Dua tahun air bersahabat, rupanya tahun ketiga jadi momen yang mengejutkan. Bersahabat dalam arti tidak kekurangan saat kemarau dan tidak kebanjiran saat musim hujan.
Tak terbayangkan banjir akan datang. Barulah saya sadar mengapa para tetangga meninggikan lantai rumah dan jalan depannya. Saya heran kenapa tak seorang pun memberi tahu soal potensi banjir di kawasan perumahan yang kami huni. Tahu gitu saya beli apartemen yang banyak direkomendasi di Surabaya.
Untung ada sumur gali
Akibat genangan air yang merajalela, sampai merangsek dalam rumah, maka kami pun terpaksa mengungsi ke rumah adik yang ada di kecamatan sebelah.

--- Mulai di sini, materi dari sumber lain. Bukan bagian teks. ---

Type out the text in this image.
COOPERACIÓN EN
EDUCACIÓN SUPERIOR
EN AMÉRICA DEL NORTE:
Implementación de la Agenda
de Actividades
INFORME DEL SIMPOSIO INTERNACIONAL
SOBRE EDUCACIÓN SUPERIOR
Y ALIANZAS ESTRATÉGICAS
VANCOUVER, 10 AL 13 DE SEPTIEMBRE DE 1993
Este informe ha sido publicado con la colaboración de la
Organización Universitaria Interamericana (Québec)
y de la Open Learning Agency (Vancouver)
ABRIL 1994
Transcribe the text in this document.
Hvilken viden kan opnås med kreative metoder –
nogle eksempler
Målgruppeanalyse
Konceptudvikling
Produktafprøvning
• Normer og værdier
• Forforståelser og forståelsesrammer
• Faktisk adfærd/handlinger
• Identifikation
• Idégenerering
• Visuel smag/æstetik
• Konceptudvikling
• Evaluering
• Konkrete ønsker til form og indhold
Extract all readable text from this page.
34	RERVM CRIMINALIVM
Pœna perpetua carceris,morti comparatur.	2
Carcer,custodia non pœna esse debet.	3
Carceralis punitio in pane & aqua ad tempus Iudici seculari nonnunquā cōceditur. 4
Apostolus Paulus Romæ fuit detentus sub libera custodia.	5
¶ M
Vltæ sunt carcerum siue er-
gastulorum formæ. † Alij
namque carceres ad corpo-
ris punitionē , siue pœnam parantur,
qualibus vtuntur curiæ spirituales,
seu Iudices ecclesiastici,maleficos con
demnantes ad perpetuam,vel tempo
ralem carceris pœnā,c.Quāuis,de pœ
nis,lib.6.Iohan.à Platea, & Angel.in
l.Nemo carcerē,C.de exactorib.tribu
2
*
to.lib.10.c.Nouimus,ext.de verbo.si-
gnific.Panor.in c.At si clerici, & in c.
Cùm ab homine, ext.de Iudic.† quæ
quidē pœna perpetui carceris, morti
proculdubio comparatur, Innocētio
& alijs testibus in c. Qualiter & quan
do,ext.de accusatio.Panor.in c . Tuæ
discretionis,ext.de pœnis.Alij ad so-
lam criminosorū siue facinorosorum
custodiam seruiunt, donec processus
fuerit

Sanitasi terganggu dan aktivitas sehari-hari tak bisa terpenuhi.
Untunglah, kami dulu memutuskan membuat sumur galian di depan rumah. Ya, memang rumah mungil itu jadi terasa kian sempit gara-gara sumur gali di bawah gazebo. Alhamdulillah gazebo mini itu menambah sedikit estetika sehingga sumur terkamuflase.
Kehadiran sumur galian ini sungguh bermanfaat bagi kami selama musim kemarau, apalagi musim panas sangat panjang seperti sekarang. Ditambah air PDAM yang sering mati, jadilah sumur ini kian kami andalkan.
Bukan cuma kami yang terbantu, tapi juga tetangga sebelah yang ikut menikmatinya. Tanpa perlu merogoh uang untuk beli air bersih, kami bisa cebok dan mandi. Padahal pembelian air pun harus mengantre loh, jadi sumur galian cukup menguntungkan.
Namun, belakangan ada kabar bahwa pemanfaatan air tanah akan diatur dalam undang-undang. Artinya, ada kemungkinan mengambil air di tanah kita sendiri bakal dikutip pajak atau biaya tertentu. Kita tunggu saja.